Tout cela prend du temps

Mais pour Benoit Cornu, premier adjoint et président des sites le Corbusier, il n'y a rien d'anormal : "Nous avons gagné en terme de visibilité et quand même les visiteurs sont de plus en plus internationaux c'est déjà un signe. Après, tout cela prend du temps. _Il y a encore des aménagements à faire,  notamment en centre-ville_, dont nous parlons d'ailleurs au sein du comité de pilotage régulièrement. Et puis l’inscription n'est pas un label touristique. C'est une reconnaissance du travail de Le Corbusier, quelque chose de presque philosophique donc c'est normal que ça prenne du temps avant de ressentir les effets". Benoît Cornu se refuse d'ailleurs à tout objectif chiffré. 

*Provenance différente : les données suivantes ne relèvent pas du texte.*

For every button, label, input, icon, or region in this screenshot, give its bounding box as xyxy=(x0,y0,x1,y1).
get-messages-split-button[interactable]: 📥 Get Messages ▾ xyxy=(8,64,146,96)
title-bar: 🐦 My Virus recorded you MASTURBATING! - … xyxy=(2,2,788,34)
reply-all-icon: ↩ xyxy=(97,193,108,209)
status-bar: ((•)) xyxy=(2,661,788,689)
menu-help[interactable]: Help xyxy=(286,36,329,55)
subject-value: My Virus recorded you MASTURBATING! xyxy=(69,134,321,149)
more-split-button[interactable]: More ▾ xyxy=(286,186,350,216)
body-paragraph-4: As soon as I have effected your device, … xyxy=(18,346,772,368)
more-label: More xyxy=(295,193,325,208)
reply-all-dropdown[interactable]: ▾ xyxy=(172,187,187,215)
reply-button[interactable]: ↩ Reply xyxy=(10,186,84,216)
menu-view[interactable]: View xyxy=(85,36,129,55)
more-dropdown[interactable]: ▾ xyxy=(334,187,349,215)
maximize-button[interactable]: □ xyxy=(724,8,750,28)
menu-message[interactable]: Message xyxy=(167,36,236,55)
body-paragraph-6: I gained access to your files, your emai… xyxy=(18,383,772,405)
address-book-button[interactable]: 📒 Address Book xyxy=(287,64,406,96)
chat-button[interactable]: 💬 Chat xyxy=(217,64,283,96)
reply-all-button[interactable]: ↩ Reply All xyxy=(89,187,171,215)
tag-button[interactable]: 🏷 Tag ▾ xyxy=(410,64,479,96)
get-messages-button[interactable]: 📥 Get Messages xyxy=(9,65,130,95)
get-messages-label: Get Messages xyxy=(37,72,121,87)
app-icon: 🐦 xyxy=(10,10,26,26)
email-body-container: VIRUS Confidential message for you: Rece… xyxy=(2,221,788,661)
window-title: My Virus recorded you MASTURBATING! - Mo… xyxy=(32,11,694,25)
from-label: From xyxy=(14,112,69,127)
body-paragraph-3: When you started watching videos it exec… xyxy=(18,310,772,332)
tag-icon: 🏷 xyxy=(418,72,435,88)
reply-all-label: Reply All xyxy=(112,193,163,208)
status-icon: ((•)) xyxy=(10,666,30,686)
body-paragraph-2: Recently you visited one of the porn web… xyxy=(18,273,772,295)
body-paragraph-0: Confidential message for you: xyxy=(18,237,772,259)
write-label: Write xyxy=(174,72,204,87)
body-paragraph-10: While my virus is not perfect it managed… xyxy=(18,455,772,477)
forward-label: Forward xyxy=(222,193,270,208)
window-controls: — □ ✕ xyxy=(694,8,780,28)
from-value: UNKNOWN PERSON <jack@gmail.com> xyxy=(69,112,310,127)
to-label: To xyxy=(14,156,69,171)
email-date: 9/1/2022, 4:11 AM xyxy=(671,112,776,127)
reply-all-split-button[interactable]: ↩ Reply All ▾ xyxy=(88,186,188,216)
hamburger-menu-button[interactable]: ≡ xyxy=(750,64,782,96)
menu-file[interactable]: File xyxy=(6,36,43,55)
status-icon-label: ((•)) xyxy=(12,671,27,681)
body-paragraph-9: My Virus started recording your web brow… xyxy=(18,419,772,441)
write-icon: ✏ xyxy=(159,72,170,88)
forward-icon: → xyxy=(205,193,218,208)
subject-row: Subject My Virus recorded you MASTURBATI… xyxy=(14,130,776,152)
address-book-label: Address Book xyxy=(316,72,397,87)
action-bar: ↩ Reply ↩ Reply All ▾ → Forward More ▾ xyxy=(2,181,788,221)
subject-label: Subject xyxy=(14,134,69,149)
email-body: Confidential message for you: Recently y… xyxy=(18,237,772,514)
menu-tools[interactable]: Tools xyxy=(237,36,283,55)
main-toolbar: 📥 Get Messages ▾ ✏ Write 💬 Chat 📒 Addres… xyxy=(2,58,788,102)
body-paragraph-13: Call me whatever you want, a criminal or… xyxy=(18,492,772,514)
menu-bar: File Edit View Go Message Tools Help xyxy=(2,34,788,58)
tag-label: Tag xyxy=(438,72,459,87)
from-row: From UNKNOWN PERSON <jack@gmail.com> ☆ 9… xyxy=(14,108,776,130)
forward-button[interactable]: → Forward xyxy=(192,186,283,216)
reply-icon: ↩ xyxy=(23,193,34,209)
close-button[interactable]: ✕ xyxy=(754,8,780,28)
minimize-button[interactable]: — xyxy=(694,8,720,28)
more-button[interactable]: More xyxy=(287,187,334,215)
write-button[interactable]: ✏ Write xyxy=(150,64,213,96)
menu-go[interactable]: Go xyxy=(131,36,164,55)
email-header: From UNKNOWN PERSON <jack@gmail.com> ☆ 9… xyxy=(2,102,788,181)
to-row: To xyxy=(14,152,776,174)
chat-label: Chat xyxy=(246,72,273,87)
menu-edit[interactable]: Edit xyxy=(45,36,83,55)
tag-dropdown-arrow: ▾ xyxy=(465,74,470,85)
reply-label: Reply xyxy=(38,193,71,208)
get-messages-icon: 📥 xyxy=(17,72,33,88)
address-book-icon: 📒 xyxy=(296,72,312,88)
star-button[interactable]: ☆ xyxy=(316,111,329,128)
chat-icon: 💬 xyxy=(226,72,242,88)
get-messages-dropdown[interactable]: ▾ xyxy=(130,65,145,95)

Pour exemple, dans le reste de la région, les sites classés ont eu chacun des résultats différents après leur inscription. A la saline de Salins les Bains dans le Jura, on est passé de 44 000 visiteurs à 75 000 visiteurs deux ans seulement après son inscription en 2009. Alors qu'à Besançon il n'y a pas eu d’effet notable sur la fréquentation après le classement de la citadelle en 2008.